Nato oltre 20 anni fa, il Villaggio dei randagi si trova nella provincia di Catanzaro e offre numerosi spazi verdi ai cani che lo abitano, che possono così vivere nella più totale libertà, socializzando con i loro simili e con gli umani che si occupano di loro. Attualmente sono 170 i cani del villaggio, un numero consistente di animali da seguire e assistere, un incessante lavoro quotidiano che viene mandato avanti grazie ai volontari e alle (poche) adozioni a distanza e donazioni che permettono così l'operatività del rifugio. «La struttura incontra perfettamente le esigenze di specie dei cani – spiega Aldina Stinchi a Kodami – Non sono obbligati a vivere nelle gabbie, che è evidente che sono strumenti barbari che si commentano da soli. La struttura innovativa del villaggio si contrappone ai canili lager, piastrellati di cemento e ferro e che non consentono all’animale di vivere serenamente la propria esistenza».
Aldina, infatti, è impegnata da sempre a combattere la stessa esistenza dei cosiddetti “canili lager”, retaggi di un passato in cui gli animali che vi finivano dentro erano destinati a morte certa: «La prima cosa da fare è la loro distruzione, sono dei luoghi arcaici – sottolinea – che sono stati fatti nel secolo scorso quando gli animali venivano detenuti per pochi giorni e poi soppressi.

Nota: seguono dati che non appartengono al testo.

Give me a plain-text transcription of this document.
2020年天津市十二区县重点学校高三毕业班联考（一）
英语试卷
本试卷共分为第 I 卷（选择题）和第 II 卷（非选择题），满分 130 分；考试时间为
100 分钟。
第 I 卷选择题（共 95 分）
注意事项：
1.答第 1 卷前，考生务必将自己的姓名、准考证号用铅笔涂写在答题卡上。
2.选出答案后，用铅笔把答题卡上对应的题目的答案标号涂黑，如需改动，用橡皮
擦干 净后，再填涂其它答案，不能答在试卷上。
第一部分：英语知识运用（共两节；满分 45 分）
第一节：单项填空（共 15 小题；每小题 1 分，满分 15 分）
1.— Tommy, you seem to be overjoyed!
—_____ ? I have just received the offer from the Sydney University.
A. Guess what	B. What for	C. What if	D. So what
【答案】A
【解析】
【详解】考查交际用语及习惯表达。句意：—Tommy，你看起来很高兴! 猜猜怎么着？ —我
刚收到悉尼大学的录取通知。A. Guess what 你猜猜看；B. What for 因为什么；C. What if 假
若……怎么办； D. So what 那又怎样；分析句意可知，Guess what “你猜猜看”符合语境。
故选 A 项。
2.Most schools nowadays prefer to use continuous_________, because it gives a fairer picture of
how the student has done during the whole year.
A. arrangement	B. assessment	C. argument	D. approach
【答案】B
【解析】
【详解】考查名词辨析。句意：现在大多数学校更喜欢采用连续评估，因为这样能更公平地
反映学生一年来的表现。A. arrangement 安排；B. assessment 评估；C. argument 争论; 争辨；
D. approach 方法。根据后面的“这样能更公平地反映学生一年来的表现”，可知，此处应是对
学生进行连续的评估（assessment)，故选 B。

Fomentano la nascita di cucciolate, perché questo procura dei soldi e sono spesso avallate sia dal servizio veterinario pubblico che dalle istituzioni politiche».
Una connivenza che trova la sua espressione nelle "staffette dell'amore", un inquietante business sul quale Kodami ha fatto anche una inchiesta: «Ci battiamo in maniera feroce contro questo traffico di animali che parte dal Sud per arrivare a un presunto Nord felice, che dovrebbe avere la capacità di gestire miliardi di cani – spiega ancora Aldina – E' una situazione indecente, perché spesso non sappiamo nemmeno che fine fanno i cani».
Una soluzione secondo la fondatrice dell'associazione Bios potrebbe essere la creazione di altri villaggi nel Mezzogiorno, ovvero la parte del Paese in cui c'è maggiore presenza di canili: «È facile secondo me garantire ai cani una vita abbastanza decorosa istituendo questi villaggi dei randagi, che potrebbero essere fatti in ogni piccolo Comune – conclude Aldina – E' evidente che una gabbia di cemento non può certamente soddisfare le più minime necessità».